Investing is one of my passions, but back in 1999 - 2001, I spent a larger part of my time reading investing books, visiting financial web sites, tracking my stocks, starting my own financial web sites, etc. And it’s not that my interest has gone away, but I no longer think about it as much.
One of the web sites I used to frequently visit was called The Motley Fool. Motley must be a hard word for most people to spell, because these days it just calls itself The Fool. The original idea behind The Fool was that people should take their financial education into their own hands, and that ordinary people CAN beat the so-called expert money managers at stock picking. Most people can invest their money on their own, and get a return better than the average equity mutual fund.
The Fool was irreverent. It was anti-establishment. It branded itself as being about the community helping each other at financial education. I loved the Fool’s philosophy, I bought the books. I visited the site daily. I participated in the discussion boards. They had me at hello.
So how could The Fool screw this up? How can they get someone who visited the site daily to stop coming?
To sum up, the site became about making money for its owners and less about people helping each other.
Making money is not a bad thing. I love making money. And I would never demand someone give me something I value for free. But there are ways to do that without upsetting the applecart.
One of the first actions they did was they started charging a membership fee for their existing (formerly free) message boards. Now as I recall they very quickly felt the backlash from the community, because a few days later they started giving out free memberships to the top contributors. It’s not a bad strategy on paper - you have a community of 10,000 people and you want to start charging them $15 a year to be a member. But then you realize the number of people signing up is far lower than expected and the message boards are dying from lack of content, so you find the people who add the most value (the top posters) and give them free access.
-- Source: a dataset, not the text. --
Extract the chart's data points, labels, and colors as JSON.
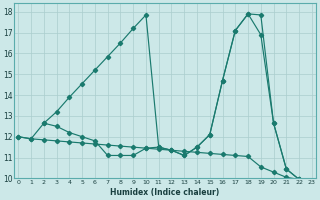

Well, so you give out 100 free memberships (or 200) and the other 9,800 people are still upset and forced to pay just to read their formerly favourite message board hangout. I assume a number of people do pay, because this subsciption model stuck for 6 years or so.
Then what do you do? You email your members about the products you have for sale. Every few days you send out a reminder that such-and-such stock newsletter is available for monthly subscription. OK, how do I turn off these offers? I go to the web site and can’t find anything to make them stop. I go so far as emailing support, asking for the spam to stop.
And support says, “As a condition of being a member of Fool.com, you agree to receive emails from us. There is no way to unsubscribe.” Yes, they DID say that.
The final thing you can do to alienate your customers? Deviate from your own philosophy. Suddenly they’re selling daily/weekly/monthly stock–picking newsletters of all sorts. Wait, I thought the Fool was anti-establishment. Ads for brokerages (Ameritrade, ETrade, whatever) start appearing on every page. The design of the overall site starts to look ugly because of all the ads. They start mixing in ads with their free content- talking about a stock in one sentence, and then hawking their stock newsletters the very next line. Suddenly the Fool was just like the establishment. The need for money drove them back into the arms of the very people they were at one time against.
OK then, I can’t see much of the good content (message boards, newsletters, and all the nasty ads), and you’re going to email me regularly whether I like it or not? Well it was at that moment I decided to cancel my account for good.
First moral of the story for marketers and web businesses: get money from your customers by ADDING VALUE, not by charging for things you used to give away for free. Charging for a formerly free service is essentially “bait and switch”.
Second moral of the story for marketers and web businesses: don’t give your customer no choice but to leave your service. Marketing (essentially up-sell) to existing customers should be unobtrusive. If you actually start hammering your customer over the head with your marketing message, you really do risk losing them for good.
Imagine if Blockbuster started calling me after I rented a movie to ask how I liked it? And then to recommend similar movies to me? It would be annoying. And imagine if there was no way to get Blockbuster to stop doing that? I would stop renting movies from there.
As a general rule, harassing customers is bad.